“Hey, what’s this?”
“Shine your flashlight over here, jerk face.”
Tim stirred, startled to realize it was completely dark as he shaded his eyes from the bright beam of the flashlight, felt the dampened chill of his skin.
“What’s that marking there?”
“Can’t tell. It’s all blurry from the rain.”
“Let me try.” A third voice.
Tim felt a finger tracing roughly across his ass.
“Ten, no, tem . . . temporarily vacant.”
“Oh yeah, and then . . . uh . . . ”
“Please . . . ”
“Please . . . occupy as . . .”
“Hah! Temporarily vacant. Please occupy as needed!”
A chorus of harsh laughter.
Tim stirred, remembering Dominic and Anthony doing something to his butt, remembering that humiliating time when the other monks had graffitied his naked body. Cartoon lightbulb image flashing over his head — finally he understood what Dominic and Anthony had written back there to shape this whole day.
“Occupy as needed. That’s pretty funny. Think he’s only for the suits?”
“I don’t know. You see any suits right now?”
“Let’s take him. Them toilets’ll wait.”
So Tim found himself roughed up by the four janitors, dutifully donning condoms but stingy with the lube, two of them holding him in an awkward, contorted position for their fellows and then switching before dropping his exhausted carcass back to the flagstones.
Half dozing, he watched sections of light come on and then go off again as they cleaned their way through the deserted building.
* * *
The poking was insistent. Tim knew if must be Lauds and he had to wake up, check the slip of paper from the Torture Fairy, but he simply couldn’t do it.
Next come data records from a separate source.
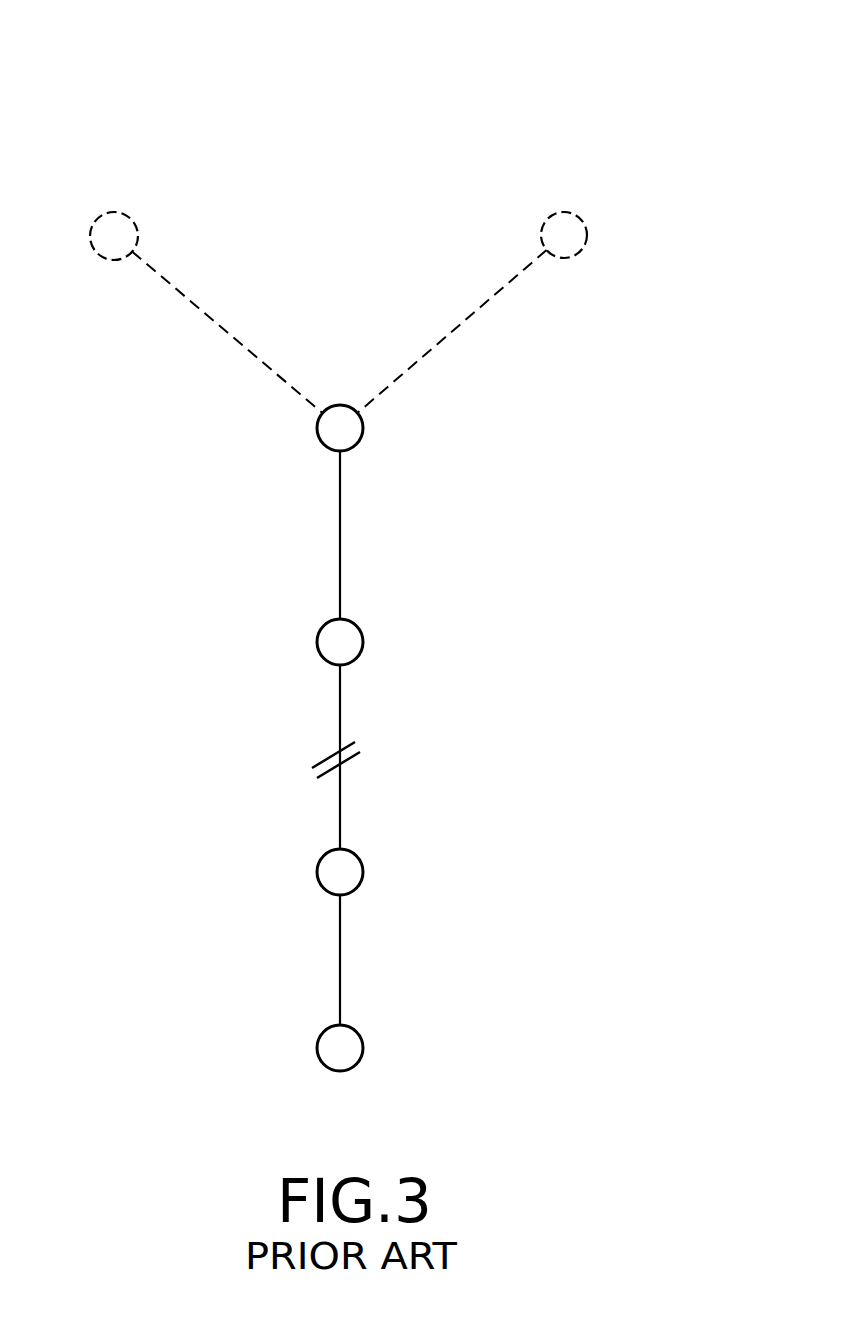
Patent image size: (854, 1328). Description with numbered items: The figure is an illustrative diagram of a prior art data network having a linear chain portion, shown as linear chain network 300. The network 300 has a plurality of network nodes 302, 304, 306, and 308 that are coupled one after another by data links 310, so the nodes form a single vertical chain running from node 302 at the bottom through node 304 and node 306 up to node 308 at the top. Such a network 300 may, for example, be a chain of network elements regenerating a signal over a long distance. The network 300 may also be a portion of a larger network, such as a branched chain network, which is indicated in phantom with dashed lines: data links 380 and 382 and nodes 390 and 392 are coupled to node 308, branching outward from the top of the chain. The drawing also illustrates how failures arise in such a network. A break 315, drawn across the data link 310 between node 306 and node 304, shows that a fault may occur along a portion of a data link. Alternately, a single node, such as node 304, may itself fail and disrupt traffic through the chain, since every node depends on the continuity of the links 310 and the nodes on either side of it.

The linear chain network 300 is at (600, 123).
The network node 302 is at (363, 1042).
The network node 304 is at (363, 865).
The network node 306 is at (360, 628).
The network node 308 is at (363, 430).
The data link 310 is at (340, 527).
The break 315 is at (360, 743).
The data link 380 is at (235, 340).
The data link 382 is at (458, 327).
The node 390 is at (586, 232).
The node 392 is at (133, 224).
And couldn’t believe how cold his cell had gotten overnight. Then a dousing of water roused him and he realized he was actually chained in the courtyard, the rain still coming down, the rumbling sound of an engine nearby.
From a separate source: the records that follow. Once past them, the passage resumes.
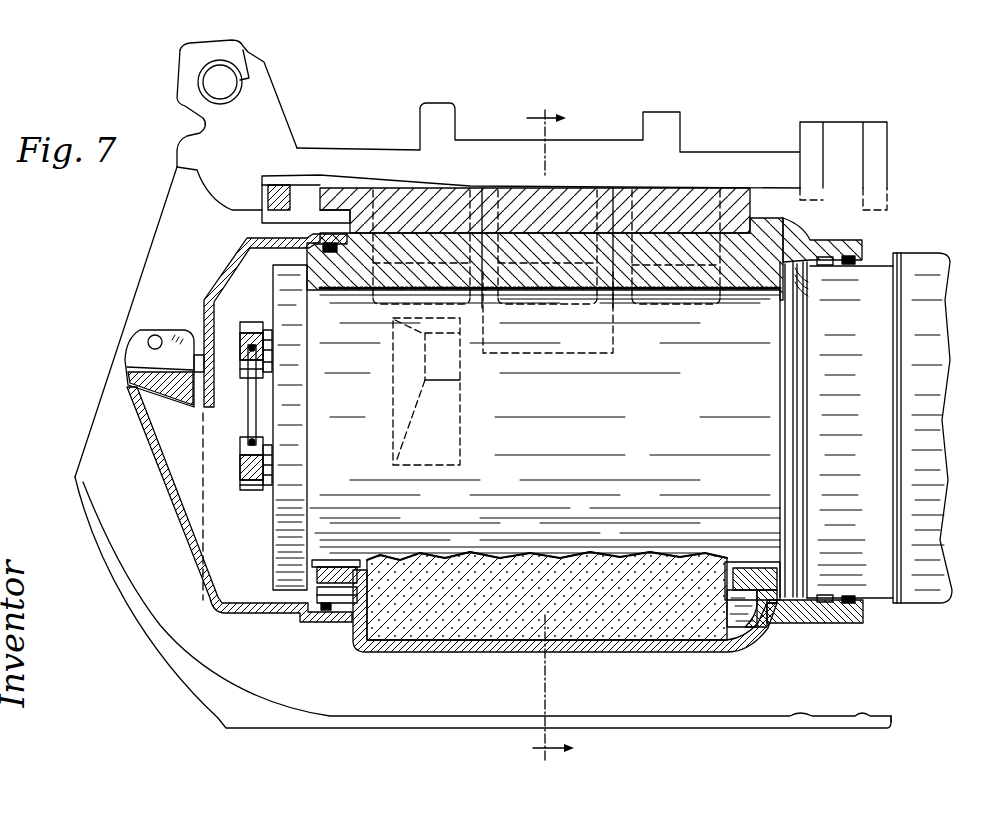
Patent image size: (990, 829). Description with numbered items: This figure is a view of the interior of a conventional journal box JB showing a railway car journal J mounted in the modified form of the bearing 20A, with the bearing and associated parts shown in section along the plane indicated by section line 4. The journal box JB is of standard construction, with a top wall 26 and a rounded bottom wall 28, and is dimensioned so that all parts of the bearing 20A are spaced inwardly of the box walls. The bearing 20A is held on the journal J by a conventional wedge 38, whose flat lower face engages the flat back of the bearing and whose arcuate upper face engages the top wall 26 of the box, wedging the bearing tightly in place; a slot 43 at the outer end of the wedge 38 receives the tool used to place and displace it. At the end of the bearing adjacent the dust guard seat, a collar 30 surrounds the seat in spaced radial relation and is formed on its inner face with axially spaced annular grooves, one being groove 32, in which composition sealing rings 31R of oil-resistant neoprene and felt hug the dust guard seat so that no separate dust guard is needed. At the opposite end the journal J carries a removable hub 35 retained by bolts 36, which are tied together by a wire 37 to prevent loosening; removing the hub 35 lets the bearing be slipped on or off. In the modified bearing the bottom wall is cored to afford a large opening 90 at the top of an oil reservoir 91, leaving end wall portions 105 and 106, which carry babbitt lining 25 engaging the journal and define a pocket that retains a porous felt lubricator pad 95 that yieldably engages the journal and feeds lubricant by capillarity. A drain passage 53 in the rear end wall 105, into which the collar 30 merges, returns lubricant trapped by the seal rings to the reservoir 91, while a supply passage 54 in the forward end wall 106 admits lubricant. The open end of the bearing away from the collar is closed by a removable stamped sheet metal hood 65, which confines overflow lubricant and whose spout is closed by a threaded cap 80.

The journal box JB is at (364, 140).
The section line 4- 4 is at (549, 435).
The top wall 26 is at (576, 150).
The wedge 38 is at (568, 203).
The opening or slot 43 is at (295, 212).
The collar 30 is at (827, 240).
The annular groove 32 is at (830, 266).
The sealing ring 31R is at (850, 266).
The journal J is at (935, 334).
The hood 65 is at (212, 272).
The cap 80 is at (134, 343).
The wire 37 is at (252, 396).
The bolts 36 is at (241, 468).
The hub 35 is at (277, 514).
The end wall portion 106 is at (333, 562).
The Babbitt metal lining 25 is at (348, 562).
The oil passage 54 is at (292, 592).
The porous pad 95 is at (545, 592).
The opening 90 is at (396, 560).
The oil reservoir 91 is at (486, 634).
The end wall portion 105 is at (755, 570).
The oil passage 53 is at (767, 604).
The bearing 20A is at (828, 631).
The bottom wall 28 is at (407, 719).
“Shit! This one’s a mess.”
“Still alive?”
“Yeah, I guess. Let’s get it over to the Institute.”
Fingers fumbled against his throat as the chain was finally released. Stretching, Tim rubbed at his neck. The next thing he knew, he was being hoisted into the air by a metal claw that scooped him up bodily and held him, swaying, over the courtyard. With a creaking sound, it ratcheted over and then suddenly dropped him. He landed with a metallic clang and found himself sprawled on the floor of a barred cage. Someone clicked the door shut. More creaking as the cage was lifted into the air and moved slowly away from the administration building, dangling from the end of a hook on something like a front-end loader.
He crouched in the cage, the metal grid on the bottom harsh against his feet. Away from the building, it was dark and he caught only an occasional image along the roadway from the lights of the tractor.
Fifteen, twenty minutes or so and the tractor was approaching another building, lit only by a few exterior security lights. The loader maneuvered around the back to a dock area and, with a series of jolting creaks, lowered him, cage and all, onto the deck.
“Now what?” one of the men asked over the drone of the engine.
“Nothing,” said the driver.
“We just leave it out here?”
“Yup. Our part’s done. They’ll probably come out for it in the morning.”
“Okay.” A pause. “So do you think these, you know, would be more anxious if they knew tomorrow they were gonna be made into sausage?”
And with that, the engine sound diminished, taking most of the light with it.
Stunned, Tim stared after the departing tractor. The guy had been kidding, right?
Then, face pressed to the bars, he tried to figure out where he was. Still quite overcast, no moon. He could see only a few crates stacked near him and the shape of a big garage or warehouse door. Part of the cage was under the eaves, but the rain was still coming down. Finally, Tim huddled himself into a ball on the barred floor, trying to keep himself warm. The guy had said morning. Nothing to do but wait.